To determine the conditions under which the equation \( \sin^4 x - 2 \cos^2 x + a^2 = 0 \) is solvable, we can follow these steps: ### Step 1: Rewrite the equation using the Pythagorean identity We know that \( \cos^2 x = 1 - \sin^2 x \). Substitute this into the equation: \[ \sin^4 x - 2(1 - \sin^2 x) + a^2 = 0 \] ### Step 2: Simplify the equation Distributing the \(-2\) gives: \[ \sin^4 x - 2 + 2\sin^2 x + a^2 = 0 \] Rearranging this, we have: \[ \sin^4 x + 2\sin^2 x + (a^2 - 2) = 0 \] ### Step 3: Let \( y = \sin^2 x \) Now, let \( y = \sin^2 x \).
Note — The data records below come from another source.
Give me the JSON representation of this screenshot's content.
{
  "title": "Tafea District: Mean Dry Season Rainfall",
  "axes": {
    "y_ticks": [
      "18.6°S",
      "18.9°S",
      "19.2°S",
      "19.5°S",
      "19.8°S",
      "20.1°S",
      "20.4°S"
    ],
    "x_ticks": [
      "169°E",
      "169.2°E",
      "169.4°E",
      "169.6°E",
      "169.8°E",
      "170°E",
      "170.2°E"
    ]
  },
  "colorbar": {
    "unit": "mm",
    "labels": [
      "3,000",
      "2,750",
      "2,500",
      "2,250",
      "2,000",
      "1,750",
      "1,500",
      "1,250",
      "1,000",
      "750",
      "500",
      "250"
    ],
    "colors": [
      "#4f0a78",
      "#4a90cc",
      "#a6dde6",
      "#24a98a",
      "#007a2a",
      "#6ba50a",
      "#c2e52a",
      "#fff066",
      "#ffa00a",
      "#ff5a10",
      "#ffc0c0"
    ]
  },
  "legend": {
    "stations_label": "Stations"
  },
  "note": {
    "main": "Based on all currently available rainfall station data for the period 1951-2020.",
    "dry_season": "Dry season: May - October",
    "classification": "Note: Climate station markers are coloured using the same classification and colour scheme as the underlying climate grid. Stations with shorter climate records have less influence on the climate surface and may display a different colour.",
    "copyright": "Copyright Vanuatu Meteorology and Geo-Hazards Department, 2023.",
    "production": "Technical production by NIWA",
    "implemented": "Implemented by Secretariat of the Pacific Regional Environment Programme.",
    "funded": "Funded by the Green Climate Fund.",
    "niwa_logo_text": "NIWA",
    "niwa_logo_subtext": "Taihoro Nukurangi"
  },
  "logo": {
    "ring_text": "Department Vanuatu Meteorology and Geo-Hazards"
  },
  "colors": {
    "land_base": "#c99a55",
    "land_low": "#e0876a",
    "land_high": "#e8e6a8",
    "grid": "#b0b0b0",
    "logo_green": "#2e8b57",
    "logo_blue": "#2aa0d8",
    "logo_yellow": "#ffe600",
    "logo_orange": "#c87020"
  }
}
The equation becomes a quadratic in \( y \): \[ y^2 + 2y + (a^2 - 2) = 0 \] ### Step 4: Use the quadratic formula The roots of the quadratic equation \( ay^2 + by + c = 0 \) are given by: \[ y = \frac{-b \pm \sqrt{b^2 - 4ac}}{2a} \] For our equation, \( a = 1 \), \( b = 2 \), and \( c = a^2 - 2 \). Thus, the roots are: \[ y = \frac{-2 \pm \sqrt{2^2 - 4 \cdot 1 \cdot (a^2 - 2)}}{2 \cdot 1} \] This simplifies to: \[ y = \frac{-2 \pm \sqrt{4 - 4(a^2 - 2)}}{2} \] ### Step 5: Simplify the expression under the square root This can be further simplified: \[ y = \frac{-2 \pm \sqrt{4 - 4a^2 + 8}}{2} = \frac{-2 \pm \sqrt{12 - 4a^2}}{2} \] \[ y = -1 \pm \sqrt{3 - a^2} \] ### Step 6: Determine the conditions for \( y \) Since \( y = \sin^2 x \) must lie in the interval \([0, 1]\), we need to analyze the two cases: 1. **Case 1**: \[ -1 + \sqrt{3 - a^2} \geq 0 \] This implies: \[ \sqrt{3 - a^2} \geq 1 \implies 3 - a^2 \geq 1 \implies a^2 \leq 2 \] 2. **Case 2**: \[ -1 - \sqrt{3 - a^2} \leq 1 \] This is always satisfied since \(-1 - \sqrt{3 - a^2}\) will always be less than or equal to 1. ### Step 7: Combine the conditions From Case 1, we have: \[ a^2 \leq 2 \] Thus, the equation \( \sin^4 x - 2 \cos^2 x + a^2 = 0 \) is solvable if: \[ a^2 \leq 2 \] ### Final Answer The equation is solvable if \( a^2 \leq 2 \). ---